Testing and quality assurance with data pipeline is a nightmare. Due to distributed nature testing data pipelines is a lot harder than contemporary applications. Typically, these data pipelines handle a large volume of heterogeneous data ingested at high velocity. This demands rigorous non-functional testing to characterise performance, load, fault-tolerance in conjunction with normal functional tests. Moreover, identifying the scopes and scale for functional testing of a data pipeline is another area where there is hardly many well-documented strategies or best-practices. You eventually learn how to optimise the scope and scale of your tests but not without going through a painful experience. Although, end-to-end (E2E) tests can simulate the complete data pipeline behaviour- they are in many ways a distraction. E2E tests are difficult to develop, very challenging to maintain, and they have a super slow feedback loop - it can take hours before you can recognise that your recent changes have failed the test.
Data pipeline and product divide
If you are not a product organisation, the sole purpose of a data pipeline is to support advanced analytics and powerful insights. Even for the most product companies, a data pipeline is generally not part of their core value proposition unless it is powering some key product features. In particular, the majority of ad-tech and digital analytics companies rely on robust data pipeline to analyse the incoming weblogs to build behavioural analytics, customer segments. Similarly, companies like Spotify and Netflix require personalisation layers based on petabyte scale data around content consumption behaviours hence why they need data pipelines. In these type of scenarios deploying dedicated engineering resources to build and maintain data pipeline is a no-brainer.
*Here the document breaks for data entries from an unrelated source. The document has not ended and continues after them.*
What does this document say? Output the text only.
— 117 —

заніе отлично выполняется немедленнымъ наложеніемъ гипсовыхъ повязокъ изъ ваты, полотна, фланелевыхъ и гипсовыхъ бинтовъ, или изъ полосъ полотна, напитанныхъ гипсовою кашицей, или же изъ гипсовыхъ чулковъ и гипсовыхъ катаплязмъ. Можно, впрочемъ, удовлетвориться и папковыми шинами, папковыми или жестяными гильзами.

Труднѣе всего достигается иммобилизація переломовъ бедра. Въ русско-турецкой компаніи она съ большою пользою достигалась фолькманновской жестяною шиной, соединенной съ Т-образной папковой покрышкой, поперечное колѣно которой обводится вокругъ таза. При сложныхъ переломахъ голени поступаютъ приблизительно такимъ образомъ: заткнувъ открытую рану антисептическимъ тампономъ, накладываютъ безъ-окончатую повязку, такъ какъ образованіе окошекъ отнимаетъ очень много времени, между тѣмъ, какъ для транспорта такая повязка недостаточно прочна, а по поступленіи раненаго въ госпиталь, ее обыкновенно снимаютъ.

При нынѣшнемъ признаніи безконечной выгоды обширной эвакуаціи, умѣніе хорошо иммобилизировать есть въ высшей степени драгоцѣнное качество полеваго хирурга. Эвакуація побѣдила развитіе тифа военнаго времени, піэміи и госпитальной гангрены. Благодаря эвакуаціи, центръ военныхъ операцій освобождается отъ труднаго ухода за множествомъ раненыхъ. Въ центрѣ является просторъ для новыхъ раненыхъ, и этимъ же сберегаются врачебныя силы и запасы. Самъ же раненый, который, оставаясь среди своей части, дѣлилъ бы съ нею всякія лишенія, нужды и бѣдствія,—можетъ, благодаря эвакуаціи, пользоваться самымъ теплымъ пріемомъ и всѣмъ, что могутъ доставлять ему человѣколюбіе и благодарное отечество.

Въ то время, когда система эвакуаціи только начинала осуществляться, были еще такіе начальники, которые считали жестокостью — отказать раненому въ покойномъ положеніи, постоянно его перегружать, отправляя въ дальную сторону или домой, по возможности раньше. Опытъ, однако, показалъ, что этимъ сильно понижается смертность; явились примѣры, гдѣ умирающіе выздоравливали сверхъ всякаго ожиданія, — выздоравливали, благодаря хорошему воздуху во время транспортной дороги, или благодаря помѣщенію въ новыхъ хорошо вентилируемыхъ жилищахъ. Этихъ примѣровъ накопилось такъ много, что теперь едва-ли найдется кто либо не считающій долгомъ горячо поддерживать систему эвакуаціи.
As rule of thumb only build data pipeline if it can help you to achieve your core value proposition. For a telecom company, the ability to monitor network congestion and failures is part of their core value proposition. In the same vein - for a bank, it will need to detect fraudulent transactions in real-time and block it. Always start backward from the product and create a data lineage so you know what data transformations or enrichments you need.
Lastly, do not let Inverse Conway Maneuver create an organisational silo i.e. data pipeline owned by a data infrastructure function or IT and product owned by digital or engineering teams. To have a successful data pipeline which positively enhances your core value proposition, your teams need an end-to-end view.